Sports Features of Tuesday, 20 January 2015

Source: Cameroon Tribune

Fair play please!

The ongoing 30th edition of the Africa Cup of Nations competition in Equatorial Guinea enters the fourth day of play today with matches in Group D.

This will be the end of the first day of play for each team in the four pools in which the competing nations are grouped. Thus far, the games have been, to say the least, competitive; producing the spectacle needed from the continent’s best football powerhouses.

The three-week tourney (January 17 to February 8) groups 16 teams from 16 countries with different strategies all with one ambition – The coveted trophy with the prestige and financial gains it brings. Reason why different technicians have been employing different tactical strategies and moral rearmaments for their teams to outsmart opponents and wear the crown.

And as day two of the group matches begin tomorrow Wednesday, teams that got interesting take off will be striving to win and qualify automatically for round two even before the last group games.

This will not be the case with those that recorded faux-pas as they would be striving to win and rekindle hopes of sailing through. Diverse ambitions indeed for a common goal! This is understood anyway given the rigorous nature in which the teams qualified for the competition that holds once in two years.

But it must be said here and now that irrespective of the ambitions, not all the teams can win at the same time. In football, like any other sport, there must be a victor and a victim, call it vanquish. This is certainly what no sportsman or woman or group like the competing teams in Equatorial Guinea would want to hear.

In the midst of these, teams and players want to win at all cost, sometimes throwig the sportsmanly watch word of fair play to the dogs. Take it or not, at the end of the ongoing first round, eight of the 16 teams must leave the competition.

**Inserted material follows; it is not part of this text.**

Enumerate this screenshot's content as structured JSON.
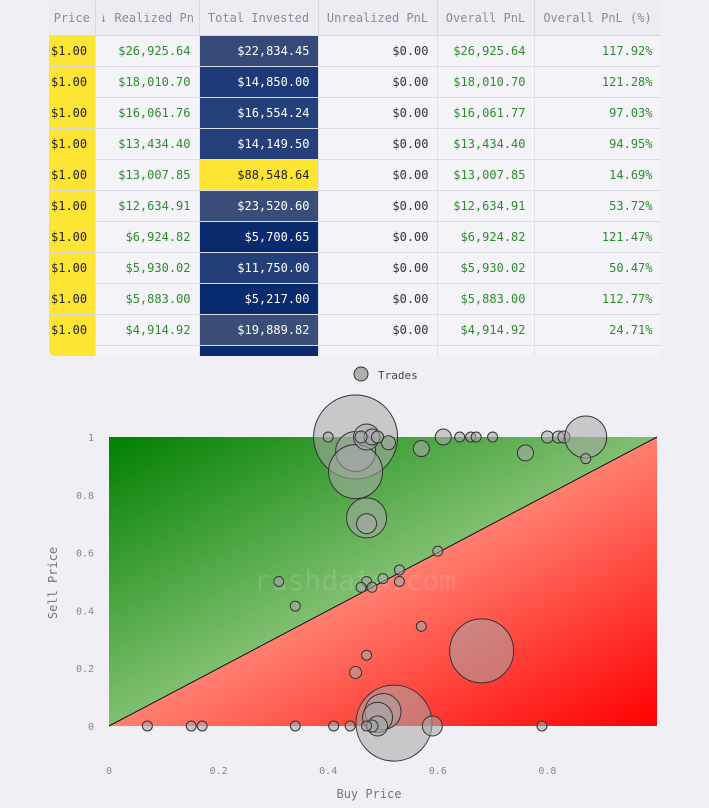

From here, the number will narrow as the competition progresses to the finalists from where one team will emerge to replace current cup holders, Nigeria, as the continent’s number one.

As the teams battle therefore for the sometimes ‘once-in-a-lifetime’ trophy, there is an absolute need to stand by the rules of the games for fair play to prevail. After all, it is just a game like any other where many are called but one will be chosen at the end.

It’s only when this spirit of fair play is upheld to the letter that the competition will go beyond kicking the round inflated object from one direction to the other. This is an opportunity for the continent to unify around the king sport and elbow out emerging threats like terrorism and Ebola that are wreaking havoc across the world.